At the daily Downing Street press conference on Monday evening, Health Secretary Matt Hancock said that just over 85,000 tests for Covid-19 took place on Sunday.

He announced that the total number of positive Covid-19 tests had risen by 3,985 to 190,584 and the number of deaths was up by 288 to 28,734.

On Sunday, Cabinet Office Minister Michael Gove announced that there had been 76,496 tests in the previous 24 hours. He blamed the weekend for the below-target number.

Ministers had insisted that the government pledge to carry out 100,000 tests per day would be met by the end of April.

Last week, Mr Hancock announced that 122,347 tests were carried out on the last day of April, but it was later revealed that the figure on the government’s website had been changed in the days before the deadline to include tests sent to people’s homes and those carried out at drive-through centres. Labour accused ministers of “moving the goalposts.”

A new test, track and trace programme has begun a trial in the Isle of Wight, Mr Hancock announced. He claimed it would “hunt down and isolate the virus so it is unable to reproduce,” allowing the government to take a “more targeted approach to lockdown while still safely containing the disease.”

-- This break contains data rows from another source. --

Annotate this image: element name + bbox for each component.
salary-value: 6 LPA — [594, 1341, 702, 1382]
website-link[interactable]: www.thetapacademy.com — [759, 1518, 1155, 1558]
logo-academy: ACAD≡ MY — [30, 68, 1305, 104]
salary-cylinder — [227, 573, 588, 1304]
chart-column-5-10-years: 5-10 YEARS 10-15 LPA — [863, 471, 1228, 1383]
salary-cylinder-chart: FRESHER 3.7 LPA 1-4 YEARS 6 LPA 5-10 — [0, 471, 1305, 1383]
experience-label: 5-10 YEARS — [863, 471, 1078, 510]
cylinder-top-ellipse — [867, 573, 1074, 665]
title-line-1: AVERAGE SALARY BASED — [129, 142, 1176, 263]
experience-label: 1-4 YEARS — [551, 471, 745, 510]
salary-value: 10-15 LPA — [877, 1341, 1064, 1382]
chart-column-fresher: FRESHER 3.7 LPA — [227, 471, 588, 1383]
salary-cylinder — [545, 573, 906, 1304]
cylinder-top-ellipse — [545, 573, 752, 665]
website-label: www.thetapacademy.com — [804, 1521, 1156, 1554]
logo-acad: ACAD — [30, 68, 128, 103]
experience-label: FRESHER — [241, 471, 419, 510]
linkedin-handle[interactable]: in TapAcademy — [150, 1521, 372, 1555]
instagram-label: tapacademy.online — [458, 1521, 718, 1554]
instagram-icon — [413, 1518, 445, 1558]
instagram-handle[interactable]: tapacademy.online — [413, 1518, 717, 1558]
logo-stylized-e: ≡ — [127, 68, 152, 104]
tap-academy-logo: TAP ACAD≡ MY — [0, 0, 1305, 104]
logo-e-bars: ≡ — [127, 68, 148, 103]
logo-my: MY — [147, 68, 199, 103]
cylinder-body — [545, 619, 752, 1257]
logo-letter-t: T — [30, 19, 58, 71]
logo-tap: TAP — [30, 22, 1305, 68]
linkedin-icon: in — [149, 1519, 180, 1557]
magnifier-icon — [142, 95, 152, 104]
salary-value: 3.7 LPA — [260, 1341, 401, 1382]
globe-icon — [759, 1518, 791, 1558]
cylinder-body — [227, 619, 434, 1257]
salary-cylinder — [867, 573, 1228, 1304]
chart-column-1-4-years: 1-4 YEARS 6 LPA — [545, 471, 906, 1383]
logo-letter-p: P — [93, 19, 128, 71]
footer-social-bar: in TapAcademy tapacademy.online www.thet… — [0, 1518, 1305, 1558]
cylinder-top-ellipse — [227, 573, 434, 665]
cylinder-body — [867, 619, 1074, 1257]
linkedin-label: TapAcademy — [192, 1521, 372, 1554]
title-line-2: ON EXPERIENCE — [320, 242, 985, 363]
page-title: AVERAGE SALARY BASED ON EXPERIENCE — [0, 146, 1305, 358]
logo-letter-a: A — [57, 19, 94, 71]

Setting out details of the Isle of Wight trial, Mr Hancock said: “Last week we put in place the testing capability on the island. From tonight, the contact tracing capability will go live, and from tomorrow, NHS staff on the island will be able to download the app.

“From Thursday, each one of the 80,000 households on the island will get a letter from the chief nurse with comprehensive information about the trial. Islanders will then be able to install the app.”

When asked why the government had chose the Isle of Wight, which has an elderly population, Mr Hancock accepted that not everyone there has a smartphone but claimed that piloting the scheme where everyone had one would have been too easy.